Officials guard details, of course, because the Internet makes it far easier than before to tease out people’s identities from scraps of information.

Above all, officials say, the desire to avoid publicity motivates donors to conceal their names. Some worry about undue attention on their children, or the awkward social consequences if the neighbors realize how many millions the couple next door is worth. Some worry about being kidnapped and held for ransom.

And some want to shift attention away from themselves and onto others. Washington and Lee University, in Lexington, Va., announced a $100-million gift during commencement last spring but said it would remain anonymous for the time being. The reason, officials said, was that the donor did not want to detract from graduation.

Other donors pick and choose when to be anonymous, says Kathy K. Sheehan, vice president for development at the Boys & Girls Club of Boston.

“It isn’t an either-or situation,” she says. At a fund-raising dinner with 400 of their wealthy peers, for example, they might let their name be used because it sends a good message, she says, whereas they might not want their name used in a newspaper.
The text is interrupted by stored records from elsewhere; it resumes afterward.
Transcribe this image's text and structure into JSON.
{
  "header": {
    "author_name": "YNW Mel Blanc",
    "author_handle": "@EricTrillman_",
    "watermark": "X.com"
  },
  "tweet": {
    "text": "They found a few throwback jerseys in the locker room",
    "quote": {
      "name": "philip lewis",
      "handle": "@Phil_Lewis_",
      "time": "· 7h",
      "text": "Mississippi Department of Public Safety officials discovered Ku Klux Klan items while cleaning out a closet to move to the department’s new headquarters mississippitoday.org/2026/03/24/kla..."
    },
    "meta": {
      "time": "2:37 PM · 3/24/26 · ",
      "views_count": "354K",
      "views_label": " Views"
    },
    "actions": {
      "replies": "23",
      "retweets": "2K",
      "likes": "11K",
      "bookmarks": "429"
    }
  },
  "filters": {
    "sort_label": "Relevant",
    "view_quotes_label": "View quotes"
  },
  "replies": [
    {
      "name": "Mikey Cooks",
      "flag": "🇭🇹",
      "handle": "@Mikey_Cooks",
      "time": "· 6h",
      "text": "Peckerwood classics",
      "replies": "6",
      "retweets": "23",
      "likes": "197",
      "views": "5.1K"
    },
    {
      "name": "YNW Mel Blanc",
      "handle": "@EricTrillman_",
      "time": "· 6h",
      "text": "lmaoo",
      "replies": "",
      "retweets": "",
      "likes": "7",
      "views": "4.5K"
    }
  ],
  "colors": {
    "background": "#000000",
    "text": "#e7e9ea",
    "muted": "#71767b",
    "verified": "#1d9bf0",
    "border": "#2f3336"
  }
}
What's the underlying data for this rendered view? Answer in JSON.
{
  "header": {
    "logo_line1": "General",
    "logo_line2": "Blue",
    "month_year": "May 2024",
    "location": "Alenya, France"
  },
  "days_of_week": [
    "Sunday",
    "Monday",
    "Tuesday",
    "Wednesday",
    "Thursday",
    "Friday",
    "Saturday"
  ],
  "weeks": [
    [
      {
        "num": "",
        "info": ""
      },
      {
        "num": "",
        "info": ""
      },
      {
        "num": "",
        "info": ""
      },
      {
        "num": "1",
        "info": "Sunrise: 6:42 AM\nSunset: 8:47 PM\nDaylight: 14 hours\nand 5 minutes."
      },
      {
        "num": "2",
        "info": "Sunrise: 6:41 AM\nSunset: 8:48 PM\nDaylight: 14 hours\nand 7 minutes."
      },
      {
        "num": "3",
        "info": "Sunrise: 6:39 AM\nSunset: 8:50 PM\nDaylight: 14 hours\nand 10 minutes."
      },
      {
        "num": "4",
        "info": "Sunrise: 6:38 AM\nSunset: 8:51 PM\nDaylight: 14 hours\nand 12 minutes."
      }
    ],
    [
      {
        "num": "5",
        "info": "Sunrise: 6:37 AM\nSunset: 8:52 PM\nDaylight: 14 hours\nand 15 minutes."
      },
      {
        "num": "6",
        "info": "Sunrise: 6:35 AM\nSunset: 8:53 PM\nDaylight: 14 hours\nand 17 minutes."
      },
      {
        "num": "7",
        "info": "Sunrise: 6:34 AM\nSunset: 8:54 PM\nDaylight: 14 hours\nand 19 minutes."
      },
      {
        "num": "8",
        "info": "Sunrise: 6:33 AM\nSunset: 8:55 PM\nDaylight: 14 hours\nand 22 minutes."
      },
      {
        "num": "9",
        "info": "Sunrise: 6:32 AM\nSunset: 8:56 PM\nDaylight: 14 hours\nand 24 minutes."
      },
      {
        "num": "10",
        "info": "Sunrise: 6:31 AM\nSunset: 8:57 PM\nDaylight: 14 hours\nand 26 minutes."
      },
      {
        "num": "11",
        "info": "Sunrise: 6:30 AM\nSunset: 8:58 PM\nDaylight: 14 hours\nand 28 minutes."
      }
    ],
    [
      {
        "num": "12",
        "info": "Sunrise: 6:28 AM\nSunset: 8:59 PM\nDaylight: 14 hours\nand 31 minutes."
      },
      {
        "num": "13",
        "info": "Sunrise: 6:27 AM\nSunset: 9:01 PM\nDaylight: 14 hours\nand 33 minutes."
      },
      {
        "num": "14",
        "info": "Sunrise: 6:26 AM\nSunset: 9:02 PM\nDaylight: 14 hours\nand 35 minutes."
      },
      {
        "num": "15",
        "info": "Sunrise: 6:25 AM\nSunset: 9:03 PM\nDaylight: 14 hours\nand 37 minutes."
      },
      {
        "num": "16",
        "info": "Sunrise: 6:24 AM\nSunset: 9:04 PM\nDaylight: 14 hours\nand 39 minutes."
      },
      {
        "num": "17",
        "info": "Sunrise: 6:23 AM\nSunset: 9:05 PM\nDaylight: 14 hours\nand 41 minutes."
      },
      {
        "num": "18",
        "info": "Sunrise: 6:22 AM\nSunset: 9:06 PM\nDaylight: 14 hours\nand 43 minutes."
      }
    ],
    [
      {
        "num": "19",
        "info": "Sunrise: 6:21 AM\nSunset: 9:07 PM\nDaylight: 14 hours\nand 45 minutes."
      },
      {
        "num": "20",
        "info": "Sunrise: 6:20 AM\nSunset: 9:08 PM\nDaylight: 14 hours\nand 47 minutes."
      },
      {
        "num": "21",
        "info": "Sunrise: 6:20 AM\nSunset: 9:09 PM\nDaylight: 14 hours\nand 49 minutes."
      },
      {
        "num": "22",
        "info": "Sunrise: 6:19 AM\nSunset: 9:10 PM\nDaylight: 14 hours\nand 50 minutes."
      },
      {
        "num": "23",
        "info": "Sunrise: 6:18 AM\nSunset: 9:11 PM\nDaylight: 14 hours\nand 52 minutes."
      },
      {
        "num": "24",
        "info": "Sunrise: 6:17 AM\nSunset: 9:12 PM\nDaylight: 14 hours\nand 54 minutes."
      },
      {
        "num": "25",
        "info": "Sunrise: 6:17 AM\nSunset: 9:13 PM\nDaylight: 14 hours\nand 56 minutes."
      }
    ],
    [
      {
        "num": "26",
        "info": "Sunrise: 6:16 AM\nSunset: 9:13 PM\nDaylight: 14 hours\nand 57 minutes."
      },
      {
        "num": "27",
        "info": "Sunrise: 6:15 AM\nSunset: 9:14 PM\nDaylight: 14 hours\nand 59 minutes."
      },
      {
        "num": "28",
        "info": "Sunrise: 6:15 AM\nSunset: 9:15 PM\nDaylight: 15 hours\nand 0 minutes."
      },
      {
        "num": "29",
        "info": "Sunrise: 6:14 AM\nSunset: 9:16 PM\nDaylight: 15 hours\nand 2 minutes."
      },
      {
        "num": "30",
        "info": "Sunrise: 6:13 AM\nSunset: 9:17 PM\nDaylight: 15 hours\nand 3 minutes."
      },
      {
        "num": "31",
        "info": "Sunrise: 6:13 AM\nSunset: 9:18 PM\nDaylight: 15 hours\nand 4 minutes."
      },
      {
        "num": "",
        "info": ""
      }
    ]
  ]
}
She also notes that “donors are more and more trying to focus their giving efforts.” Publicity harms that goal because once a gift is announced other groups hit the donor up for gifts, too. Staying anonymous, she says, “is a way for [donors] to guide their philanthropy.”

Most nonprofit officials say that secrecy does take work, but rewards await organizations that keep donors’ names secret, rewards beyond the satisfaction of keeping a promise.

In less than a year on the job, the chairman of the architecture department at California Polytechnic State University at San Luis Obispo secured a $60-million bequest in September from an anonymous living donor, who had attended the university but never graduated, due to financial hardship. And because the university kept his name quiet, the donor is now considering making an additional gift soon, says Michael D. McCall, the associate vice president for development.

“It’s been a very satisfying experience for this donor,” Mr. McCall says. “He has been impressed with how professional the university was in handling the philanthropy, especially the anonymity. We proved to him we were worthy.”

Mr. McCall has advice for other organizations dealing with anonymous donors: “Very early on, they need to put in place a plan for handling the anonymity.” Charities spend time planning how to promote gifts, he adds, “but you need to put just as much time into the anonymity as into the other parts.”